Northwest Missouri State head coach Mel Tjeerdsma must utilize the most of All-American receiver Jamaica Rector if the Bearcats are to nab that precious third invite. Still, Tjeerdsma has proven himself to be one of the most competent and successful coaches in the history of D-II football. Emporia State, D-II's version of the Cradle of Coaches, also has a terrific coach in Dave Weimers. If transfers pan out for the Hornets, they too will be in another pile up at the top of the MIAA. Missouri Western enjoyed a terrific 2003 season, but the Griffons need to plug some precious holes if they are to repeat their success of a year ago.
Who says the RMAC can't play quality ball? Mesa State has steadily entrenched itself in the conference as its leader by brandishing a dangerous option offense. In fact, the only team to beat the Mavericks last year was the Lone Star's super talented Central Oklahoma. Included among Mesa's wins was an overtime thriller over North Dakota.
On the heels of the Mavericks will be usual suspect Chadron State.
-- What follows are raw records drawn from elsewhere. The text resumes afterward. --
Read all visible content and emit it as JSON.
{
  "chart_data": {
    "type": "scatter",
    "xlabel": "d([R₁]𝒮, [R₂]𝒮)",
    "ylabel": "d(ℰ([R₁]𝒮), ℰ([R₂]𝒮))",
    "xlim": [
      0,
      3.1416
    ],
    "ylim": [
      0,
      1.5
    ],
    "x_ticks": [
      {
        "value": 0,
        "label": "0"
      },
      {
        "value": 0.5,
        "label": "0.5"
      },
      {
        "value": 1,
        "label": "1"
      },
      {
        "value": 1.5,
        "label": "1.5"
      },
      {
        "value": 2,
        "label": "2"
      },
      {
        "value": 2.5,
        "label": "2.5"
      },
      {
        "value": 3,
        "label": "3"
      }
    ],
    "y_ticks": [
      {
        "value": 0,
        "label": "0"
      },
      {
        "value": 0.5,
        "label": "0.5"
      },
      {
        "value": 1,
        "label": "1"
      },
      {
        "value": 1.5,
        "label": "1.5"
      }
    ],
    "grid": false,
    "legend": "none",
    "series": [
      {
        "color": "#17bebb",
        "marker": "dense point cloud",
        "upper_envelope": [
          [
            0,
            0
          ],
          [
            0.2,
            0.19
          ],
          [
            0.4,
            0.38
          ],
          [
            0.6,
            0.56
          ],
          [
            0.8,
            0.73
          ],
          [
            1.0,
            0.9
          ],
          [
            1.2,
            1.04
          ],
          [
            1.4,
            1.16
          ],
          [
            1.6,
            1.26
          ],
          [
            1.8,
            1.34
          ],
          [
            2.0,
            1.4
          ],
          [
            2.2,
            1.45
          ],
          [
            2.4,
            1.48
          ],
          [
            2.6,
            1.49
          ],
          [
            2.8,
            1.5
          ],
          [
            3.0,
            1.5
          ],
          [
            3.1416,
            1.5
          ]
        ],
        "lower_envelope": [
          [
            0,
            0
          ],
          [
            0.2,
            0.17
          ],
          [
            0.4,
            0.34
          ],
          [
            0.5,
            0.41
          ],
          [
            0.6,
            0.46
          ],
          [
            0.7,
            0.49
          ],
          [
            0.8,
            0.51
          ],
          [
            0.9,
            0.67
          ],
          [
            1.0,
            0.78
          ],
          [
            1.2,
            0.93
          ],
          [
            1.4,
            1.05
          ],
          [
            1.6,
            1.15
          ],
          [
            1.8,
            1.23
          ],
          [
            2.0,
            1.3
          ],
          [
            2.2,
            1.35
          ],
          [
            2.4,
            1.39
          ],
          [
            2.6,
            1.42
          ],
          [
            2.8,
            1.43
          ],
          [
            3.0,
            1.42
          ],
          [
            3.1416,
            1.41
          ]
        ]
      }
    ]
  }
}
Brad Smith and the Eagles got off to a slow start, but finished the season with expectations for more success in 2004. Still, it was the play of the other RMAC clubs that showed much promise. Fort Hays State and Colorado Mines will look to keep improving while Nebraska-Kearney will again take to the air to try and climb to the conference summit. As competition within the region is fierce, it looks like the RMAC will have to content itself with just one invite. Still, non-conference games have been set up by many of the clubs to bring a potential for a bright future. Keep an eye when Fort Hays State pays a visit to MIAA Emporia State on opening week.
As with NCAA basketball, D-II fans like to see a Final Four prediction set both before the season and playoffs begin. For this scribe, it presents a difficult, if not impossible challenge. Regions have been set up bringing a unique balance of membership abilities within each of them.
Indeed, expect the unexpected as Division II football continues evolving to entice growth in areas and conferences not usually known for success. Still, when in doubt, call in the usual suspects.
In the Northeast, Edinboro will overcome a Bentley team on a mission.
In the Southeast, North Alabama will squeeze past Carson Newman.
In the Northwest, Saginaw Valley State will turn the tables and top Grand Valley State.
In the Southwest, Texas A&M-Kingsville will top Pittsburg State.